Descumprimento de liminar. Impedida de operar, a Posidonia conseguiu uma liminar na Justiça para garantir sua operação. A diretoria da agência, no entanto, segurava as autorizações, segundo Adalberto Tokarski. “Num outro momento, em que teve uma liminar, percebe-se que houve uma demora, e essa questão do afretamento tem a necessidade de ser rápido. Você libera o afretamento, carrega a mercadoria e sai. Em determinado momento, eu, como diretor, atuei cobrando que fosse cumprido isso aí. E daí, na sequencia, foi cumprido. Deu para perceber que realmente teve alguma demora num determinado momento.”

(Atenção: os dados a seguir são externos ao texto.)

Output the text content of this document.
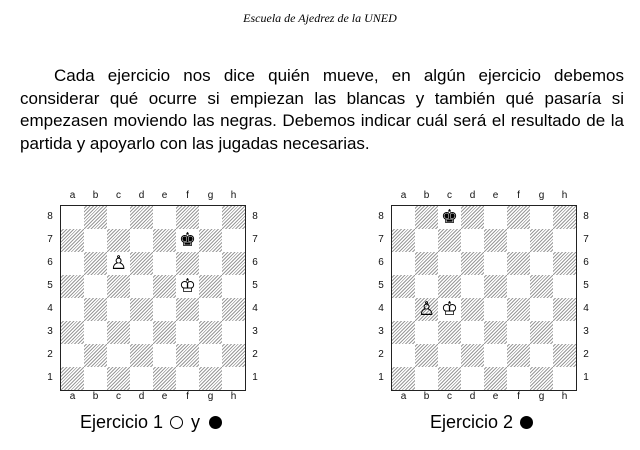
Escuela de Ajedrez de la UNED
Cada ejercicio nos dice quién mueve, en algún ejercicio debemos considerar qué ocurre si empiezan las blancas y también qué pasaría si empezasen moviendo las negras. Debemos indicar cuál será el resultado de la partida y apoyarlo con las jugadas necesarias.
a
a
b
b
c
c
d
d
e
e
f
f
g
g
h
h
8	8
7	7
6	6
5	5
4	4
3	3
2	2
1	1
♚
♙
♔
Ejercicio 1 y
a
a
b
b
c
c
d
d
e
e
f
f
g
g
h
h
8	8
7	7
6	6
5	5
4	4
3	3
2	2
1	1
♚
♙ ♔
Ejercicio 2
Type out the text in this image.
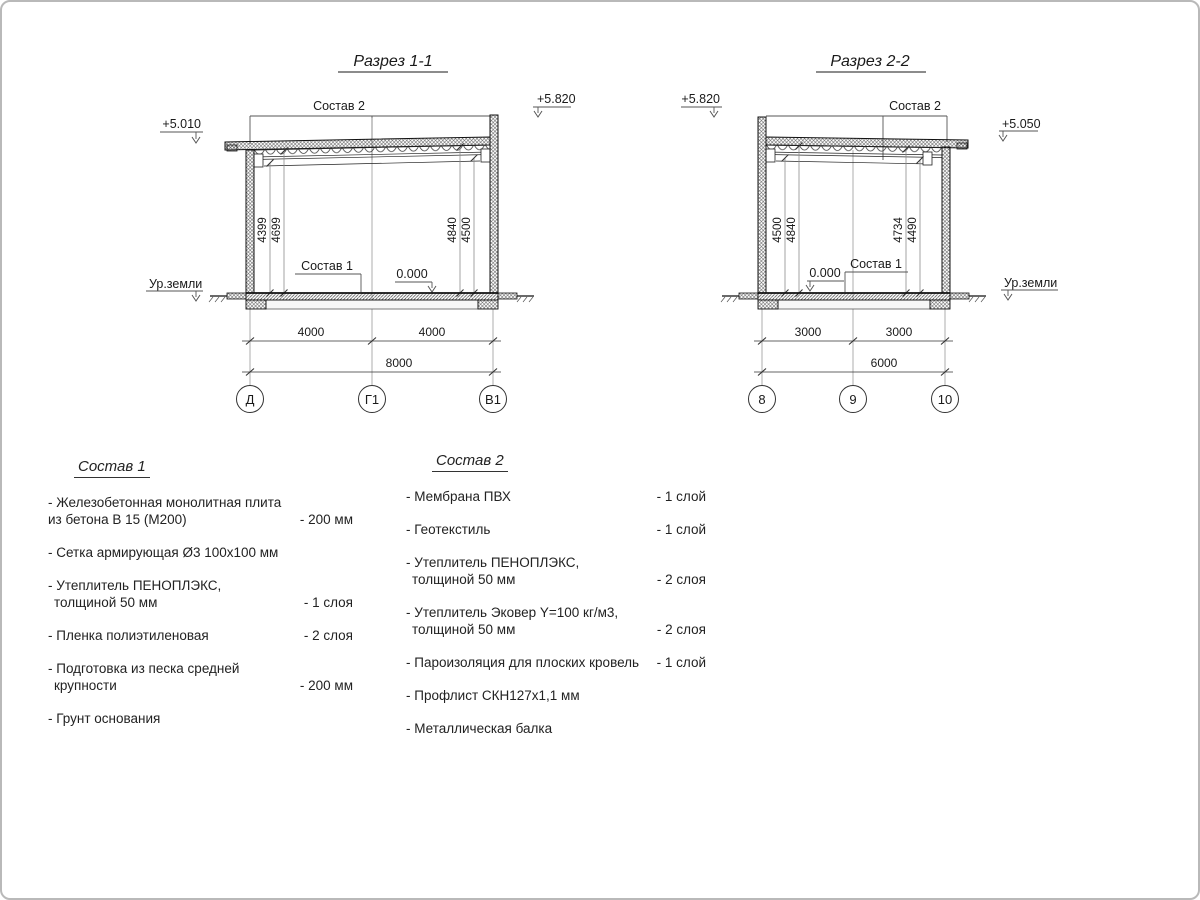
Разрез 1-1
Состав 2
4399 4699	4840 4500
Состав 1
0.000
+5.010
+5.820
Ур.земли
4000	4000
8000
Д	Г1	В1
Разрез 2-2
Состав 2
4500 4840	4734 4490
Состав 1
0.000
+5.820
+5.050
Ур.земли
3000	3000
6000
8	9	10
Состав 1
- Железобетонная монолитная плита
из бетона В 15 (М200)	- 200 мм
- Сетка армирующая Ø3 100х100 мм
- Утеплитель ПЕНОПЛЭКС,
толщиной 50 мм	- 1 слоя
- Пленка полиэтиленовая	- 2 слоя
- Подготовка из песка средней
крупности	- 200 мм
- Грунт основания
Состав 2
- Мембрана ПВХ	- 1 слой
- Геотекстиль	- 1 слой
- Утеплитель ПЕНОПЛЭКС,
толщиной 50 мм	- 2 слоя
- Утеплитель Эковер Y=100 кг/м3,
толщиной 50 мм	- 2 слоя
- Пароизоляция для плоских кровель	- 1 слой
- Профлист СКН127х1,1 мм
- Металлическая балка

Resolução restritiva. Um dos temas mais polêmicos envolvendo a Antaq e as empresas de cabotagem diz respeito a uma resolução publicada pela agência em 2015. A Posidonia alega que a norma restringiu seu acesso ao limitar a contratação de embarcações internacionais. A Secretaria de Acompanhamento Econômico (Seae) do Ministério da Fazenda analisou o caso e concluiu que, de fato, a resolução restringe o mercado. Nesta semana, o Tribunal de Contas da União (TCU) também chegou à mesma conclusão e determinou a suspensão dos efeitos da resolução.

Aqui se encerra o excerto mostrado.